Optical Conductivity from Excitonic States

Xatu can compute the linear optical conductivity using the excitonic states obtained from the BSE. The calculation is performed in the independent-particle approximation (IPA) or the Bethe-Salpeter equation (BSE) formalism, based on the eigenstates previously computed.

General Expression

The optical conductivity tensor is computed from the excitonic eigenstates and their coupling to the electromagnetic field, following the Kubo-Greenwood formalism.

The real part of the conductivity tensor \(\sigma_{ab}(\omega)\) is given by:

\[\sigma_{ab}(\omega) = \frac{\pi e^2 \hbar}{V} \sum_{\bm{k}}^{N_X} \frac{1}{E_{\bm{k}}} \left[ V_{\bm{k}}^a (V_{\bm{k}}^b)^* \right] \delta(\hbar\omega - E_{\bm{k}})\]

where:

  • $ V $ is the system volume

  • \(E_{\mathbf{k}}\) is the exciton energy at momentum \(\mathbf{k}\)

  • \(V_{\mathbf{k}}^a\) velocity matrix elements \(\langle GS| \hat{v}^{a} | X_{\mathbf{k}} \rangle\)

  • $ N_X $ is the number of computed exciton states

  • The delta function is broadened numerically using a specified kernel

This expression is implemented directly in Xatu when the linear response spectrum is requested using the -a flag and a valid kubo_w.in file is provided.

Excitonic Absorption Spectrum

The absorption spectrum is computed by convoluting the excitonic delta functions with a chosen broadening.
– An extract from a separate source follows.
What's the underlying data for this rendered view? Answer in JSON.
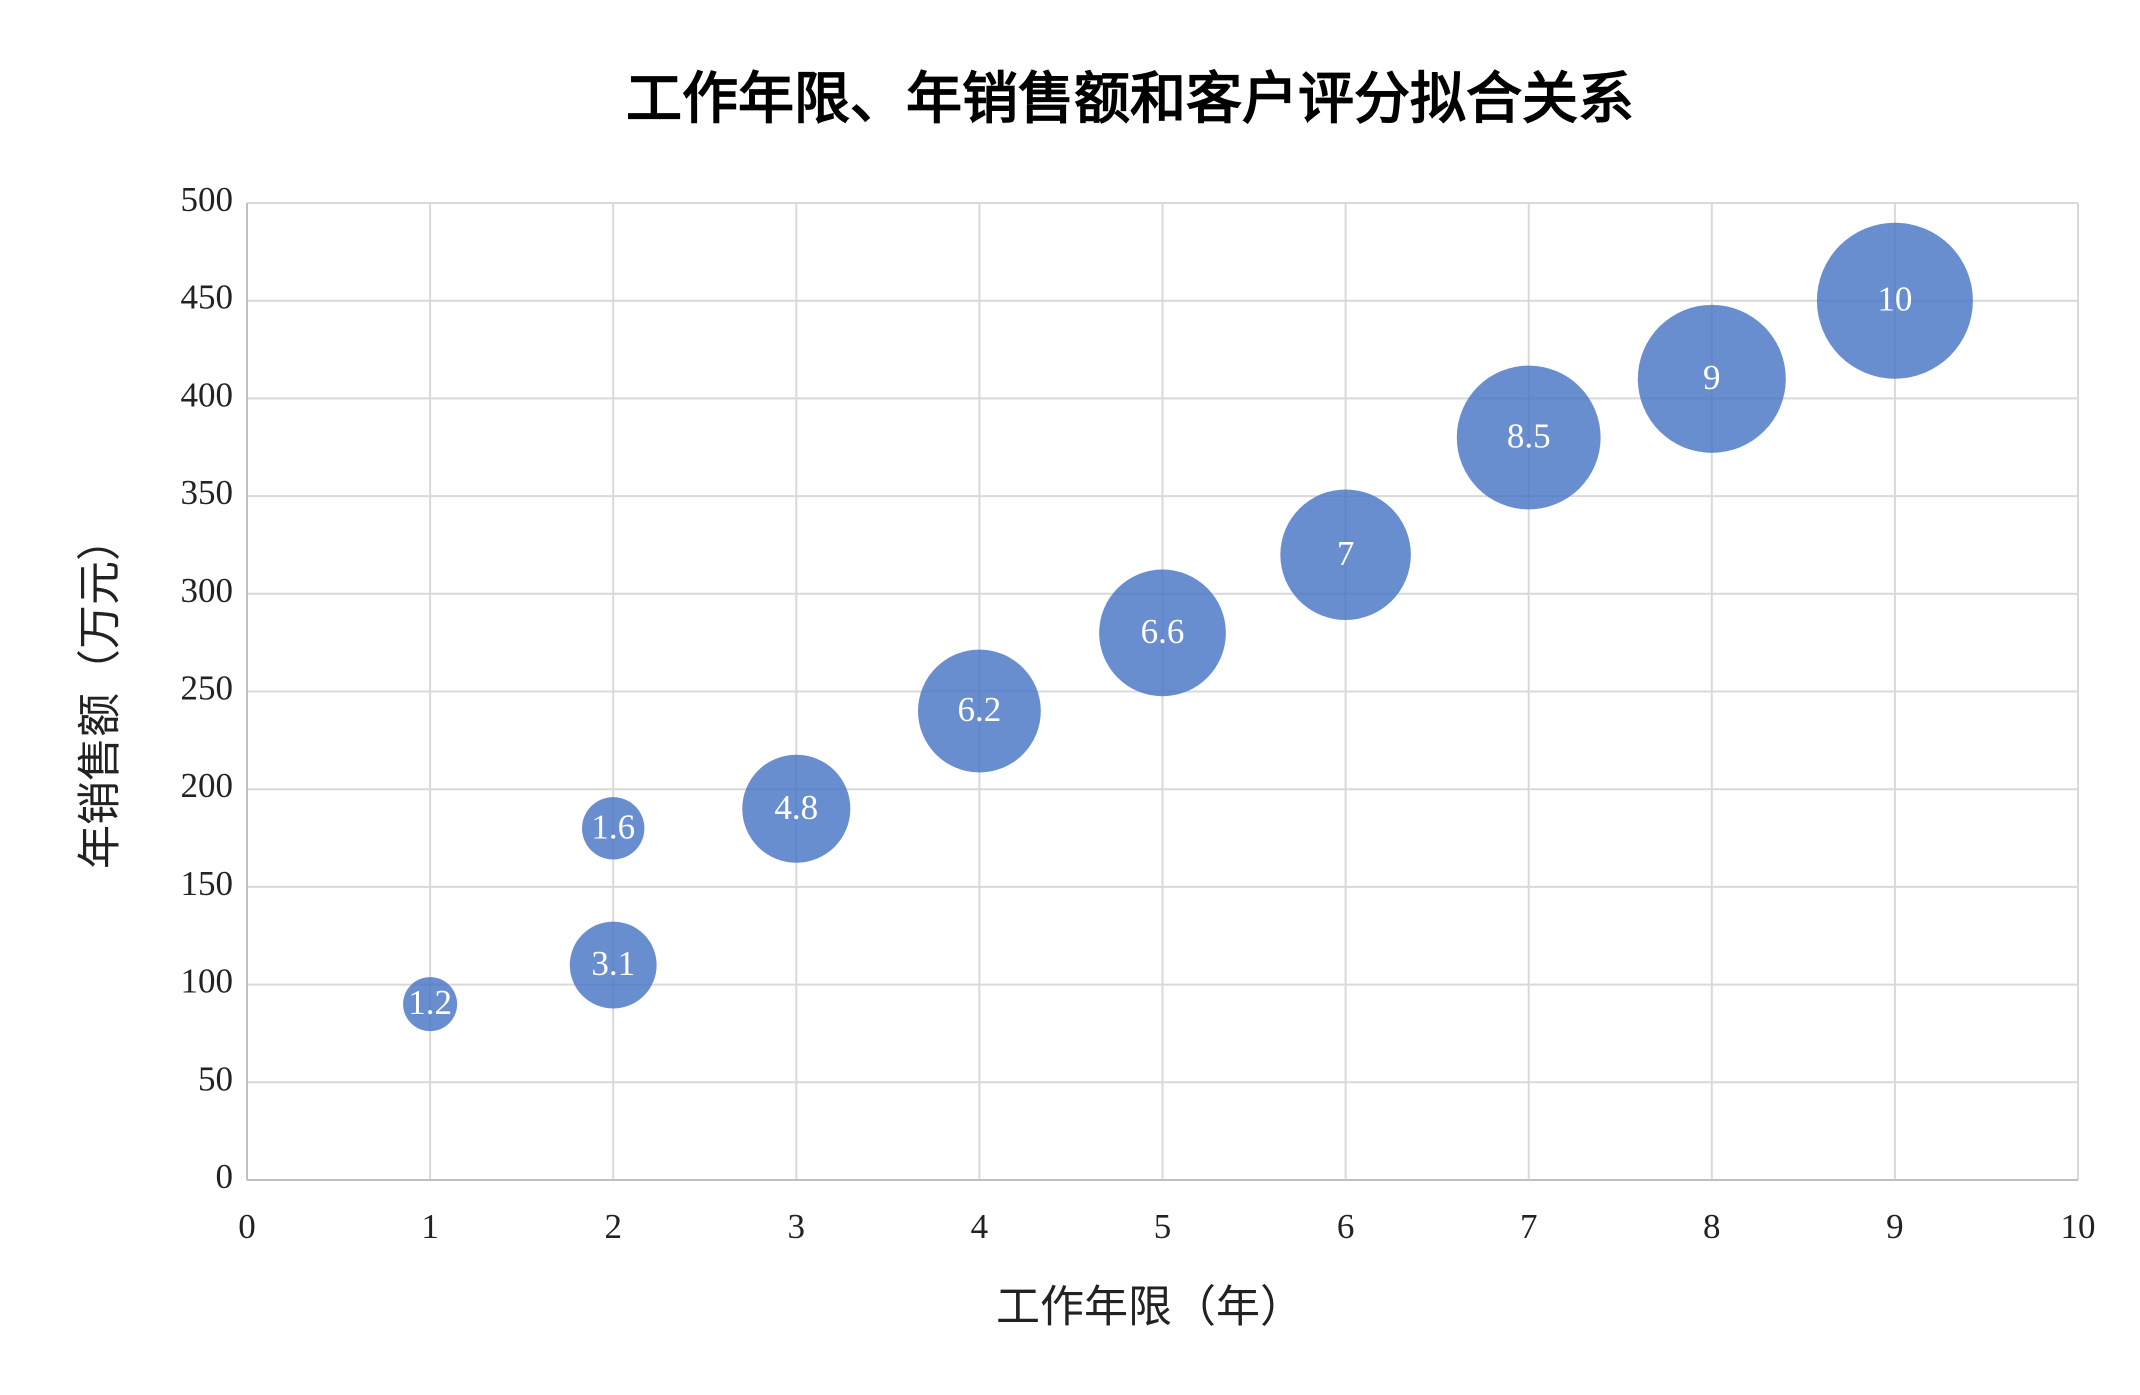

The user can specify:

  • Broadening type: lorentzian, gaussian, or exponential

  • Broadening width (in eV)

  • Frequency range and resolution

This is controlled by the kubo_w.in input file. The computed spectra include:

  • Independent-particle spectrum (IPA)

  • Excitonic spectrum (BSE)

Each output is saved to separate .dat files for plotting, with names defined in the exciton configuration file.